A niche thrill: I was waiting around at my usual coffeeshop for a little matcha treat this morning when a guy walks in who I could have sworn was Gabor Maté, he of the soothing voice as featured in many a viral TikTok clip if you happen to maintain a very particular flavor of psychology FYP (last month he did a big interview/therapy session with Hasan Minhaj that keeps popping up everywhere). He has such a distinctive face that I was 99.9% sure it was him, but then I was like, what if he’s just a regular Brooklyn dude, then I’m going to have to explain to this total stranger what TraumaTok is, and it’s going to be embarrassing for everyone. However! It was him! So actually it was very tasteful of me to leave him alone I bet.
The new Vanity Fair put a couple of compelling points up on the scoreboard: they got Olivia Nuzzi (has there ever been a more I’m baaaaAaaack :) professional headshot in existence? I’m honestly impressed) as west coast editor, along with a slate of new hires (Interesting to me that two were sourced from the NBC/SNL world).
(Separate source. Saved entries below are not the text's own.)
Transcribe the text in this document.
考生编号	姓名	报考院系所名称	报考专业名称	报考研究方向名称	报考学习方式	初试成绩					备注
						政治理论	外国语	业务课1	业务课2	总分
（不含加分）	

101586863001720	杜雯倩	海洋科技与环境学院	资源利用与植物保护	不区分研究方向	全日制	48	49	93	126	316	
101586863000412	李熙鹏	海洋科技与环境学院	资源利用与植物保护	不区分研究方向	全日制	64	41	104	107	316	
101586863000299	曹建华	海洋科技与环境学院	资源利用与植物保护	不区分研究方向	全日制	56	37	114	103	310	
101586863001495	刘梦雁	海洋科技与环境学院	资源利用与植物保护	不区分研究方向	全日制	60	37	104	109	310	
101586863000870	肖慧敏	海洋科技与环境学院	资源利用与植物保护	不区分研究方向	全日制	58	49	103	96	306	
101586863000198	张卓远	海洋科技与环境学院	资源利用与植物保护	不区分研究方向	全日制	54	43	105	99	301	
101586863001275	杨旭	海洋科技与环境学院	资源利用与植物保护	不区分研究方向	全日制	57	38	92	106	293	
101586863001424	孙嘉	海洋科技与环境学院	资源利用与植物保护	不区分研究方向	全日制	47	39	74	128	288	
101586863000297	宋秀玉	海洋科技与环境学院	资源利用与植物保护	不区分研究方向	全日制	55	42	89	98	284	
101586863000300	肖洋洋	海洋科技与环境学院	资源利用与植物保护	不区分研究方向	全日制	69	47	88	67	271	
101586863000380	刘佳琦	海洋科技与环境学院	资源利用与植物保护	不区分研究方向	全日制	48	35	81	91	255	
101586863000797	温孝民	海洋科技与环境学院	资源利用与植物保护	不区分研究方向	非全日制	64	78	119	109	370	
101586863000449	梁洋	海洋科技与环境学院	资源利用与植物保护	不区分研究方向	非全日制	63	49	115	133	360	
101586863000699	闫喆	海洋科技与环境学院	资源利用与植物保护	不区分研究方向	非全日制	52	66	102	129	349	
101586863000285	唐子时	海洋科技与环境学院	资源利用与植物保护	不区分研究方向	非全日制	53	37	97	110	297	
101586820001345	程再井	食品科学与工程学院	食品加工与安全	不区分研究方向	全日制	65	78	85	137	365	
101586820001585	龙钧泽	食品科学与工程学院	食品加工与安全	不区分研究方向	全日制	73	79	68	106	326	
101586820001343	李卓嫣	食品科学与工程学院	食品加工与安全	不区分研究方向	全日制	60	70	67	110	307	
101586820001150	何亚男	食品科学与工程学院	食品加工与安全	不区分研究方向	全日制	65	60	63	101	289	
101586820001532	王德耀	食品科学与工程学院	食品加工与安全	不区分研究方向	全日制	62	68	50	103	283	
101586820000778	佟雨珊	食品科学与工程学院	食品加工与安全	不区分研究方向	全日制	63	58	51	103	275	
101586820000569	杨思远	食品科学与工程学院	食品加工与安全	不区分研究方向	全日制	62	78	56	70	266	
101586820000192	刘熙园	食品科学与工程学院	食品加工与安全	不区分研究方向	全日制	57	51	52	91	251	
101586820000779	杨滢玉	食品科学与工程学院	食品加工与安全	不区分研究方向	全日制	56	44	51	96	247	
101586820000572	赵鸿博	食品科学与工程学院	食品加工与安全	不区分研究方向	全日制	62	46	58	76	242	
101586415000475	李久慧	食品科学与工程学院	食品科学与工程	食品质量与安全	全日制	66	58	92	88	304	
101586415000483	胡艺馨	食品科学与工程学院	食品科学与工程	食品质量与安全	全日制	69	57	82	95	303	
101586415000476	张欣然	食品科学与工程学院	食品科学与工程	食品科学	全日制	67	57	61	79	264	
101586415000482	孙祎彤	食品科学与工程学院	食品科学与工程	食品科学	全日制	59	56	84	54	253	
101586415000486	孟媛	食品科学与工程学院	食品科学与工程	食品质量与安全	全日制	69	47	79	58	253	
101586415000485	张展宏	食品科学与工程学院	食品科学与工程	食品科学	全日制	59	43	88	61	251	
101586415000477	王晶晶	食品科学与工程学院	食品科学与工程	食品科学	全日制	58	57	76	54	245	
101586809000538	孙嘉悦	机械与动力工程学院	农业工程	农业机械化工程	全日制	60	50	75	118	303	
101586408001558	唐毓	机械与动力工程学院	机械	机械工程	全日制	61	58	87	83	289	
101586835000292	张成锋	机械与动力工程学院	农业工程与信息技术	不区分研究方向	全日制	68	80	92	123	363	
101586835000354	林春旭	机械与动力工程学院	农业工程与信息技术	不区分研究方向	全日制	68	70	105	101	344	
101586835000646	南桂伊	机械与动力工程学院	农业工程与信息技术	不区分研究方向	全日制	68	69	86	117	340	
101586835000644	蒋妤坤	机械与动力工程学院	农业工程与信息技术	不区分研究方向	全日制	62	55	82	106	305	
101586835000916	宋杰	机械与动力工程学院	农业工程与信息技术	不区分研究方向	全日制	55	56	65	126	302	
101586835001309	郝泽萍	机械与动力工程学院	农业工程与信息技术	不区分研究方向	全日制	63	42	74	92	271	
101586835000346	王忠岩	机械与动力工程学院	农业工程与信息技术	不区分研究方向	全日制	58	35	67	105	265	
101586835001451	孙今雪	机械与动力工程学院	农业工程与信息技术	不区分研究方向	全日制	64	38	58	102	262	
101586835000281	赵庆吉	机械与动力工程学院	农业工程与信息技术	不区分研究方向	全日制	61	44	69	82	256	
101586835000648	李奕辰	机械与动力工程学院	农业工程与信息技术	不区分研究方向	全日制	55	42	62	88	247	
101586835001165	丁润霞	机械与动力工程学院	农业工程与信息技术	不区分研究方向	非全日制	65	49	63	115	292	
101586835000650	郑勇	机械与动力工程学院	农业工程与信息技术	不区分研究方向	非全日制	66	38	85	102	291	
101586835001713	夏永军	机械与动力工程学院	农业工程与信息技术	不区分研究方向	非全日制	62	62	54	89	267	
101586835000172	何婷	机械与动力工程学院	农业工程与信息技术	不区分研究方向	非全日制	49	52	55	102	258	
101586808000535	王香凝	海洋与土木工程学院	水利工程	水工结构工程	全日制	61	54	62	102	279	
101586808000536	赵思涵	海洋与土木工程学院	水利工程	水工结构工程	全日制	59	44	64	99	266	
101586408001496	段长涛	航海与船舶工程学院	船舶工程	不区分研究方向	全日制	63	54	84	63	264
Minus a point for losing media reporter Natalie Korach to Oliver Darcy’s newsletter, but leaving a Condé title for a newsletter company is about to become de rigueur for current careerists, it simply cannot be helped.
Most importantly, though, it seems VF is managing to maintain its spot as Ta-Nehisi Coates’ outlet of choice, publishing the coveted TNC take on the whole Kleinification of Charlie Kirk discourse that of course you must read. Unfortunately my sassy little note on this otherwise great journalistic flex would be: surely they could have commissioned a quick custom illo for the piece? We have so few real intellectual giants in our time……perhaps they deserve more than a Getty Images pull?
Elsewhere at Condé, Wired seems to be thriving with its journalist-as-influencer model, though if Kylie Robison’s announcement of her firing today from the publication offers any clues on what it might be like internally over there, one imagines that keeping a stable of journalistic personas is…..not a chill time for anyone involved. (But isn’t the point of being affiliated with an institution the fact that you don’t have to market yourself all the time?)
Well it turns out this email is basically now the New York Review of Condé Nast, because there is also this essay from former New Yorker fact-checker Ismail Ibrahim that details his experience working at the magazine in the aftermath of October 2023; when read in conjunction with a recent feature (by the magazine itself) of the fact-checking department, the latter loses all sense of it’s “ha ha fact-checking, so specific and so cute” whimsy once the former piece lays bare how the stakes of such meticulous work aren’t always just quibbling for quibble’s sake.
An actual enjoyable thing to read about the whole deal with Sydney Sweeney, from B.D. McClay in the Catholic arts journal, The Lamp.
The “Ballad of Sydney Sweeney” goes like this: “They” wanted to exterminate beautiful busty blondes. “They” put ugly people in ads (sometimes). Now, however, here comes Sydney Sweeney, ending wokeness once and for all. The implication is that at some point in the past ten years, it’s been disadvantageous to be a curvaceous babe. The only sense in which that is true has not changed: Sweeney keeps showing up in ads in bras that don’t fit. But never mind that; thanks to Sweeney, it is now legal to be hot. The hot people have come out from the places where they’d been driven into hiding by the uggo police. Now they frolic freely in the sun. Very touching.
The Condé tie-in here is that this piece addresses what happened re: trolls digging up Doreen St. Felix’s tweets last month without you having to read any of the trollwork yourself. An excellent bargain.
Finally, another thing to actually enjoy: I finally watched Sorry, Baby last week and loved its sweet, dark humor, but also for Eva Victor’s excellent costuming as a young New England liberal arts professor, which of course GQ looked into for us. Thank you GQ.